The rise of Donald Trump to power has — among other issues — exposed a deep divide in Republican politics. On the one hand, you’ve got the president and his supporters, who support openly racist ideals and virulently fatalistic nationalism. On the other side, you’ve got people like Ohio Governor John Kasich and Arizona Senator John McCain — some of whom, have, of course, acted as enablers.
Even still, McCain, who is battling a rare form of brain cancer, has maintained a stance of staunch opposition to the president on a number of issues. In a new memoir of his out May 22, he keeps this up and addresses those who would rather him have fallen in line a long time ago.
He addressed, in specific, his role in the Russia investigation. He handed off a copy of the long infamous “Trump dossier” to then-FBI Director James Comey, thus sharing with Comey an array of allegations about the president and his associates collected by former British spy Christopher Steele. Among those allegations are claims ranging from Trump lawyer Michael Cohen having gone to Prague to facilitate pre-election cooperation between the Trump team and Russia to the Russians hanging onto “damaging information” about Trump in the form of tapes of him interacting with Russian prostitutes.
Writing about having alerted James Comey to these allegations, McCain says:
‘I did what duty demanded I do. I discharged that obligation, and I would do it again. Anyone who doesn’t like it can go to hell.’

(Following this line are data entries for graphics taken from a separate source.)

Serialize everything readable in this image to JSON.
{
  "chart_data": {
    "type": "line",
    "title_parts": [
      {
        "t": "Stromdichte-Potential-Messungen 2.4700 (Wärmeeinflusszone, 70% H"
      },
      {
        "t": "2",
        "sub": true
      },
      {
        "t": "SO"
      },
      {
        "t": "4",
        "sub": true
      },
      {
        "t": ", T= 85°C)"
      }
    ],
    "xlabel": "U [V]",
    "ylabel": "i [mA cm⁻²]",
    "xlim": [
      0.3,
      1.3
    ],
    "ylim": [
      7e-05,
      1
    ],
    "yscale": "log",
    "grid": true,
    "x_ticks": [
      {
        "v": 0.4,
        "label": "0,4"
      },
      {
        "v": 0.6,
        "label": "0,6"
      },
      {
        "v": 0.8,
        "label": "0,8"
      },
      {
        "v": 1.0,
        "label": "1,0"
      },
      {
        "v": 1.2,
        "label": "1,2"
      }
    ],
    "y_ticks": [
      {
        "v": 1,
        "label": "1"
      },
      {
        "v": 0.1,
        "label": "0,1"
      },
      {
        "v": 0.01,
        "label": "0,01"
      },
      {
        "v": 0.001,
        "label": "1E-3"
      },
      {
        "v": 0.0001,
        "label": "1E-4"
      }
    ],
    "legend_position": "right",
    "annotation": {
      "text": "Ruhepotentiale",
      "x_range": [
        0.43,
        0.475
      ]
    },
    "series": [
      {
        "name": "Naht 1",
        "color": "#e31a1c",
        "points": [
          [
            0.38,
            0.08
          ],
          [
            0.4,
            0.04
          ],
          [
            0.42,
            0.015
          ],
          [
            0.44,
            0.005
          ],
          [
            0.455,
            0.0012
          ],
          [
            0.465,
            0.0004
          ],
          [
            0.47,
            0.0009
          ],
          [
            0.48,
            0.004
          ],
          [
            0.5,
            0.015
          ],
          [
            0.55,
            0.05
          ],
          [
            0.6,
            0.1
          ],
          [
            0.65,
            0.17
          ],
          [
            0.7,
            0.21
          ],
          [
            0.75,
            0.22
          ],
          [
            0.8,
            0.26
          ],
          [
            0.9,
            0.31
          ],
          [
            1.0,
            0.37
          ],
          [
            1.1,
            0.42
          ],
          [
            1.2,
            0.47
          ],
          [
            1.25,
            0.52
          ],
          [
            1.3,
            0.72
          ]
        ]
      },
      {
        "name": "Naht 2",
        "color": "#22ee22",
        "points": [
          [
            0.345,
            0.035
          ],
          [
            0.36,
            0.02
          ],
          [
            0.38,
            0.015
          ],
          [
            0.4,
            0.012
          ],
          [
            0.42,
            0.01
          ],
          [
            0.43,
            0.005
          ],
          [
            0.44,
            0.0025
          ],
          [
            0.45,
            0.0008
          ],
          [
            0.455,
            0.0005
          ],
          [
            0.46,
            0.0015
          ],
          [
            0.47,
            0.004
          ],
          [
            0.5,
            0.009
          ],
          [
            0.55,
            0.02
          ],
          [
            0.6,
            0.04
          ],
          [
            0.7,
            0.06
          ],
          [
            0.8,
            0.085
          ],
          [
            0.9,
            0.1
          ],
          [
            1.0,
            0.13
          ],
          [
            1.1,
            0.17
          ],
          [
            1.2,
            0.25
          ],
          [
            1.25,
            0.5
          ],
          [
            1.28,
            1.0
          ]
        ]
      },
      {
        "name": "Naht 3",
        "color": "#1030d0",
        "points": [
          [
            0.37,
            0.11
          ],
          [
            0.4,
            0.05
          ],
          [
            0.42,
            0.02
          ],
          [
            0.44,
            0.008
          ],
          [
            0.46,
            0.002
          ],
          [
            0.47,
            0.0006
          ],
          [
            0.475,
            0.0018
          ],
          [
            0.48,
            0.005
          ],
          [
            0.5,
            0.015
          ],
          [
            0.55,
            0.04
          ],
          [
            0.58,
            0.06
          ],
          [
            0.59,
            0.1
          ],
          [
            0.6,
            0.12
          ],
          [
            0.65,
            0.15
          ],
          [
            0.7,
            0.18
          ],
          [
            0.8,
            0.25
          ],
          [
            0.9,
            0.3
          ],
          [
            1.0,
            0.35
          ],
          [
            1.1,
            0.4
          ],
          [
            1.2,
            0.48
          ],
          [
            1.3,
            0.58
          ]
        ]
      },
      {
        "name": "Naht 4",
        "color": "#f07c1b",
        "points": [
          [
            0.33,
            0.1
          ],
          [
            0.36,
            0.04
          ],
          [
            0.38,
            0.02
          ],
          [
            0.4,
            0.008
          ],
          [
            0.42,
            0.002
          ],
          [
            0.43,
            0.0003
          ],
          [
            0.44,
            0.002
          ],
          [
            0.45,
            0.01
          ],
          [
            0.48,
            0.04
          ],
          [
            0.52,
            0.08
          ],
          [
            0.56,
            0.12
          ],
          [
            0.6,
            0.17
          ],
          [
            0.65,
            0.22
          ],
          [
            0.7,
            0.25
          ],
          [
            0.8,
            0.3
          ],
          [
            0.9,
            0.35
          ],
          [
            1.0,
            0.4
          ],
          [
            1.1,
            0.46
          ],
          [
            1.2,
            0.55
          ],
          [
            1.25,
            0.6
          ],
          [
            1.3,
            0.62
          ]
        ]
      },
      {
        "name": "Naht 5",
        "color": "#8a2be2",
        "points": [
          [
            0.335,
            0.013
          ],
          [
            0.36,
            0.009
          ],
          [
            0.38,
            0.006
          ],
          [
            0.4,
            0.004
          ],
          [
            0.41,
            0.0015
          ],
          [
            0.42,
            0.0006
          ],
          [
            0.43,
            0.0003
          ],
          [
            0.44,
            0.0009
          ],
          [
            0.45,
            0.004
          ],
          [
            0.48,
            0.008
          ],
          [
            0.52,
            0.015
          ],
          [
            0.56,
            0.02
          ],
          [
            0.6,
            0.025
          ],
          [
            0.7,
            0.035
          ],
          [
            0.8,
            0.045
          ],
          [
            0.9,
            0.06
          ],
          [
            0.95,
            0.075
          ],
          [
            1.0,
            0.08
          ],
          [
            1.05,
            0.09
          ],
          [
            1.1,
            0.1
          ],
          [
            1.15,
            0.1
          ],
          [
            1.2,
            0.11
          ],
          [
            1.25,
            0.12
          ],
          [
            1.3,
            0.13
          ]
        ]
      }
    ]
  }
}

Among those who have proven to be hardly fond of McCain’s move is the president himself, who, along with his allies, has sought to discredit the dossier at every turn, claiming it to be “fake news.” As a part of his fury with the Russia investigation and the very existence of the dossier, Trump fired James Comey last year, but he wasn’t able to get out of accountability that easily. Soon after Comey’s firing, Special Counsel for the Russia investigation Robert Mueller was appointed.
McCain, in his new book — called The Restless Wave: Good Times, Just Causes, Great Fights, and Other Appreciations — takes on the president and his allies for reasons besides their apprehensions at the justice system being allowed to run its courses.
He also addressed their generally anti-immigration stances, writing of virulently anti-immigration factions:
‘They’re still a small fraction in the Republican Party. But they’re the ones getting all the attention right now. They need to be confronted, not ignored or winked at or quietly dismissed as kooks. They need to be confronted before their noxious views spread further and damage for generations the reputation of the Republican Party.’
The president has, of course, himself sought to see a wall go up in between the United States and Mexico in perhaps the most glaring instance of anti-immigrant sentiment in the past few years. He has found a number of allies while entrenched in his position, and John McCain has no time for these people.
The Senator himself is, as mentioned, battling brain cancer, and he wrote that “a stage 4 cancer diagnosis acts as ungentle persuasion” to consider the fact that he will soon be leaving the Senate. He has been reported to not want President Donald Trump at his funeral.